Federal Court Upholds Most of Alabama’s Draconian Anti-Immigrant Law

U.S. District Judge Sharon Blackburn ruled yesterday that the state of Alabama can implement most of its anti-immigrant H.B. 56 law, which is considered by many civil and human rights and immigration advocates to be the most draconian law of its kind in the nation.

“Alabama’s House Bill 56 is designed to do nothing more than terrorize the state’s Latino community by requiring them to carry and ‘show their papers’ in a way that makes racial profiling the state’s official law enforcement policy. It will keep children out of school and destroy families and businesses. The only possible end result of H.B. 56 is a permanent underclass in Alabama that would be further driven into the shadows of society,” said Wade Henderson, president and CEO of The Leadership Conference on Civil and Human Rights.

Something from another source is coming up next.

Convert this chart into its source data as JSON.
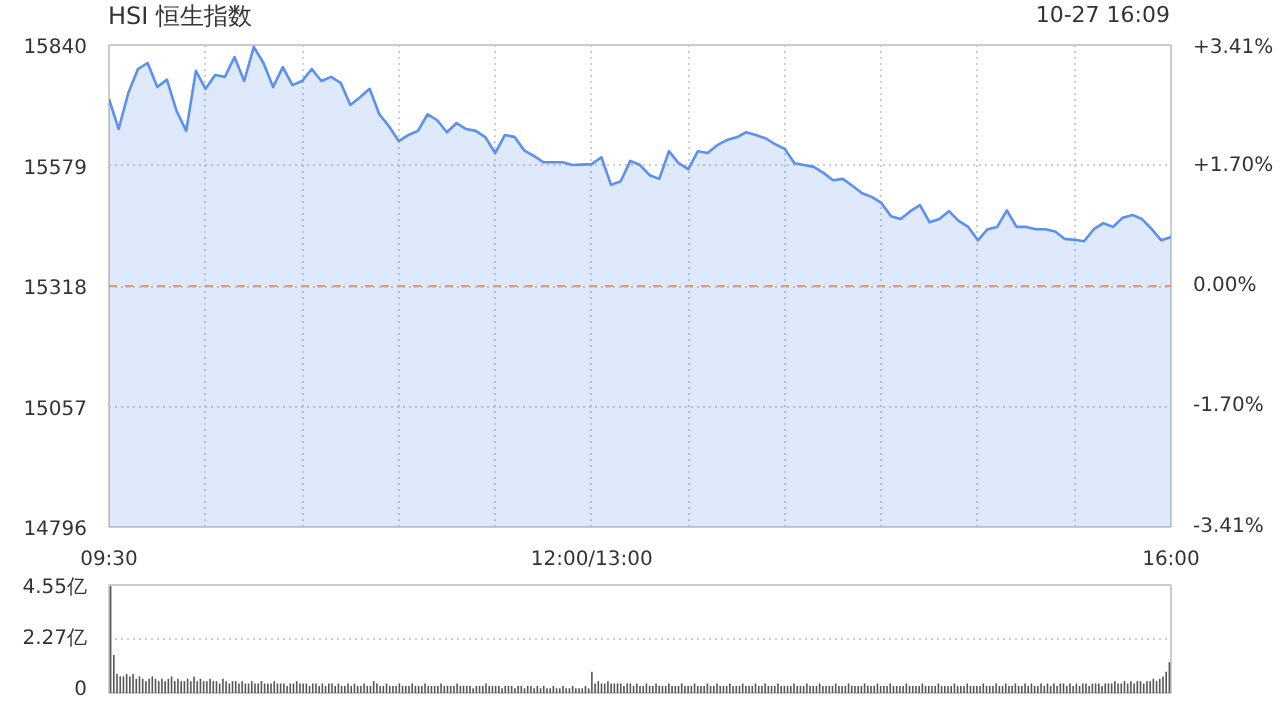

Alabama Gov. Robert Bentley signed H.B. 56 into law in June as an anti-immigrant measure that goes even further than the legislation it is modeled on, Arizona’s S.B. 1070, which encouraged racial profiling by requiring law enforcement officers to stop, question, detain, and arrest anyone that they have a “reasonable suspicion” to believe is undocumented.

H.B. 56 includes Arizona’s “reasonable suspicion” clause and takes it a step further by authorizing the Alabama Department of Homeland Security to hire and maintain its own immigration police force. Following the judges ruling, Alabama will be able to enforce provisions of the law that turns Alabama schools into immigration agents by requiring them to verify the immigration status of students and report it to the state, and to require immigrants to carry their immigration documentation with them at all times.

The judge, however, blocked provisions of the law from taking effect that would make it illegal for an undocumented immigrant to work or attend a public university.

Following the passage of S.B. 1070 last year, nearly half of the nation’s state legislatures considered similar laws.However, amid growing concern about the hidden costs and growing public opposition — from the business community, law enforcement officials, and civil rights, faith, labor, and social justice organizations — many of these laws have suffered setback or defeat.

These copycat bill have only become law in four other states besides Alabama – Georgia, Indiana, South Carolina, and Utah.